I never claimed to have any expertise in design or production, Tony, just knowing what is good design and production when I see it. My role as director was to hire the best people who were expert in their areas of specialization and then support their work as they chose how to go about doing it–as I believe I did with you also.

I wonder how you know the reason I was banned from the AUP listserv because it was never conveyed to me. I was left to guess the reason. I have two questions, though: if I was banned for the reason you give, isn’t it odd that in the several decades before I was banned, no one ever complained to me about being “insensitive to other people” on the listserv? And isn’t it odd that I would be given the Association’s highest award in 1999 and then elected president in 2007/8 after serving two terms on the Board if I had a reputation for being so insensitive? No one ever gave me an example of how I had been insensitive, or to whom, so I remain in the dark to this day about what that might have meant.
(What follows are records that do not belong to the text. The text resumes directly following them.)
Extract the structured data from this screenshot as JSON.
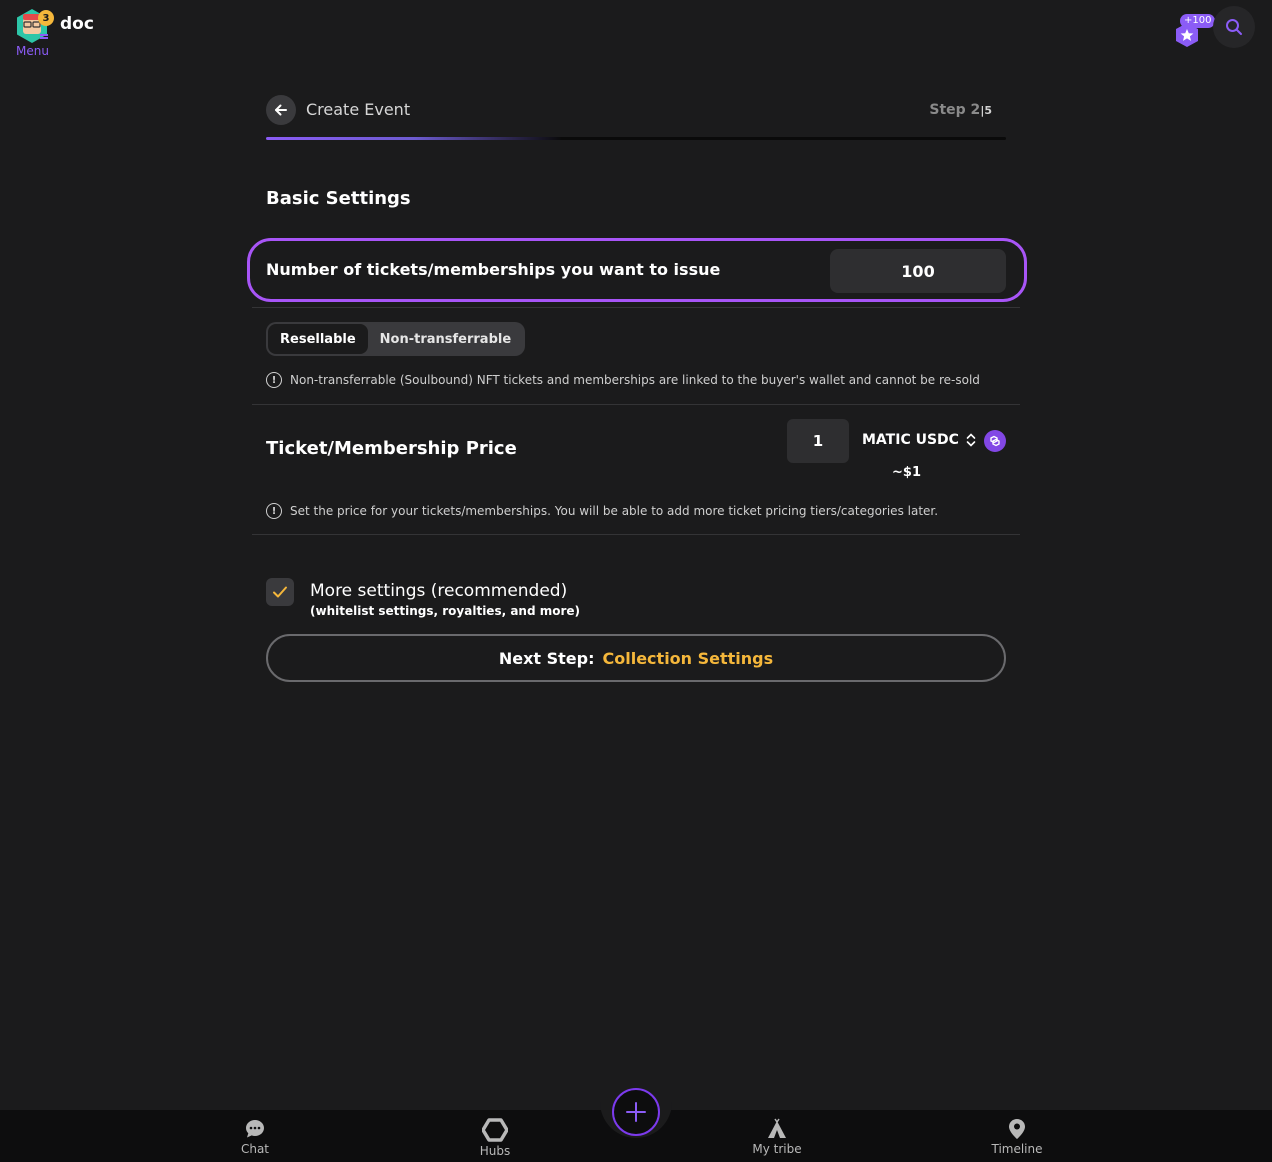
{
  "topbar": {
    "username": "doc",
    "menu_label": "Menu",
    "notification_count": "3",
    "points": "+100"
  },
  "header": {
    "title": "Create Event",
    "step_label": "Step 2",
    "step_total": "5",
    "progress": 0.4
  },
  "basic_settings": {
    "title": "Basic Settings",
    "tickets_label": "Number of tickets/memberships you want to issue",
    "tickets_value": "100",
    "toggle_options": [
      "Resellable",
      "Non-transferrable"
    ],
    "toggle_selected": "Resellable",
    "soulbound_info": "Non-transferrable (Soulbound) NFT tickets and memberships are linked to the buyer's wallet and cannot be re-sold"
  },
  "price": {
    "title": "Ticket/Membership Price",
    "value": "1",
    "currency": "MATIC USDC",
    "approx": "~$1",
    "info": "Set the price for your tickets/memberships. You will be able to add more ticket pricing tiers/categories later."
  },
  "more_settings": {
    "label": "More settings (recommended)",
    "sublabel": "(whitelist settings, royalties, and more)",
    "checked": true
  },
  "next_button": {
    "prefix": "Next Step:",
    "target": "Collection Settings"
  },
  "bottom_nav": {
    "items": [
      "Chat",
      "Hubs",
      "My tribe",
      "Timeline"
    ]
  },
  "colors": {
    "accent_purple": "#a855f7",
    "accent_yellow": "#f5b73b",
    "background": "#1b1b1c"
  }
}
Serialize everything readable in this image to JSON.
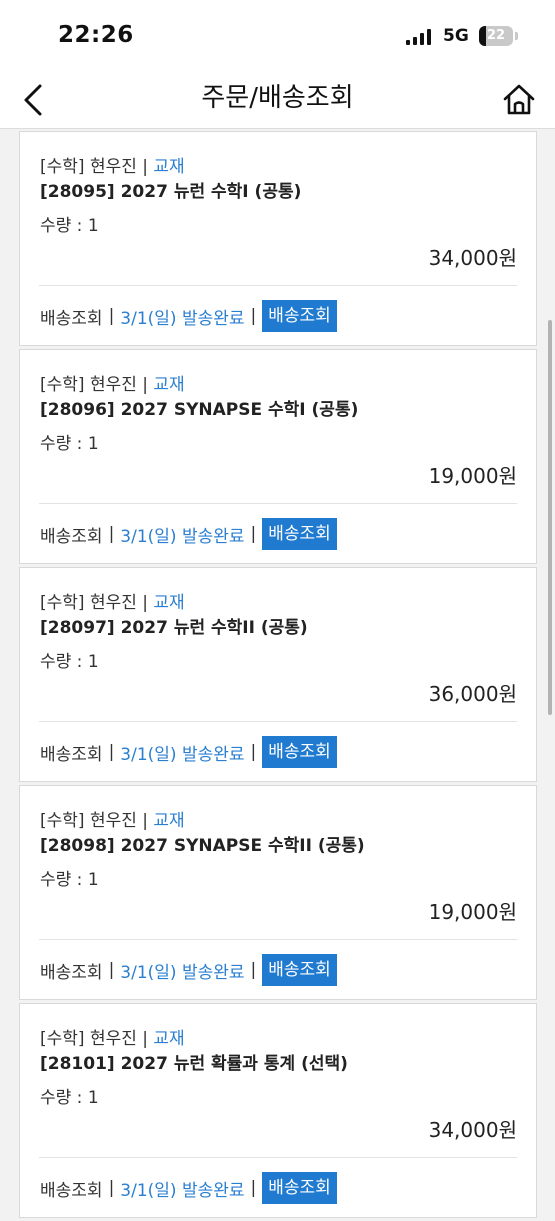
{
  "status_bar": {
    "time": "22:26",
    "network": "5G",
    "battery_level": "22",
    "icons": [
      "signal-icon",
      "battery-icon"
    ]
  },
  "nav": {
    "title": "주문/배송조회",
    "icons": [
      "chevron-left-icon",
      "home-icon"
    ]
  },
  "orders": [
    {
      "subject": "[수학]",
      "teacher": "현우진",
      "separator": "|",
      "type": "교재",
      "title": "[28095] 2027 뉴런 수학I (공통)",
      "quantity": "수량 : 1",
      "price": "34,000원",
      "ship_label": "배송조회",
      "ship_status": "3/1(일) 발송완료",
      "ship_button": "배송조회"
    },
    {
      "subject": "[수학]",
      "teacher": "현우진",
      "separator": "|",
      "type": "교재",
      "title": "[28096] 2027 SYNAPSE 수학I (공통)",
      "quantity": "수량 : 1",
      "price": "19,000원",
      "ship_label": "배송조회",
      "ship_status": "3/1(일) 발송완료",
      "ship_button": "배송조회"
    },
    {
      "subject": "[수학]",
      "teacher": "현우진",
      "separator": "|",
      "type": "교재",
      "title": "[28097] 2027 뉴런 수학II (공통)",
      "quantity": "수량 : 1",
      "price": "36,000원",
      "ship_label": "배송조회",
      "ship_status": "3/1(일) 발송완료",
      "ship_button": "배송조회"
    },
    {
      "subject": "[수학]",
      "teacher": "현우진",
      "separator": "|",
      "type": "교재",
      "title": "[28098] 2027 SYNAPSE 수학II (공통)",
      "quantity": "수량 : 1",
      "price": "19,000원",
      "ship_label": "배송조회",
      "ship_status": "3/1(일) 발송완료",
      "ship_button": "배송조회"
    },
    {
      "subject": "[수학]",
      "teacher": "현우진",
      "separator": "|",
      "type": "교재",
      "title": "[28101] 2027 뉴런 확률과 통계 (선택)",
      "quantity": "수량 : 1",
      "price": "34,000원",
      "ship_label": "배송조회",
      "ship_status": "3/1(일) 발송완료",
      "ship_button": "배송조회"
    }
  ],
  "colors": {
    "accent": "#1f7ad0",
    "link": "#2b7fd1",
    "background": "#f2f2f2",
    "card": "#ffffff"
  }
}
In any event, as happened to me also at Penn State Press, accusers never had the fortitude to identify themselves so that I could have the opportunity to defend myself.

Well made physical books can last for centuries if they are well cared for. I’d assume that was the intent of all who were involved.
The lifespan of a digital book is a bit harder to predict. Who is working on the ways and means for digital works to persist to their potential? Does anyone recognize a need to work on perpetuating digital as was so admirably done on behalf of physical books?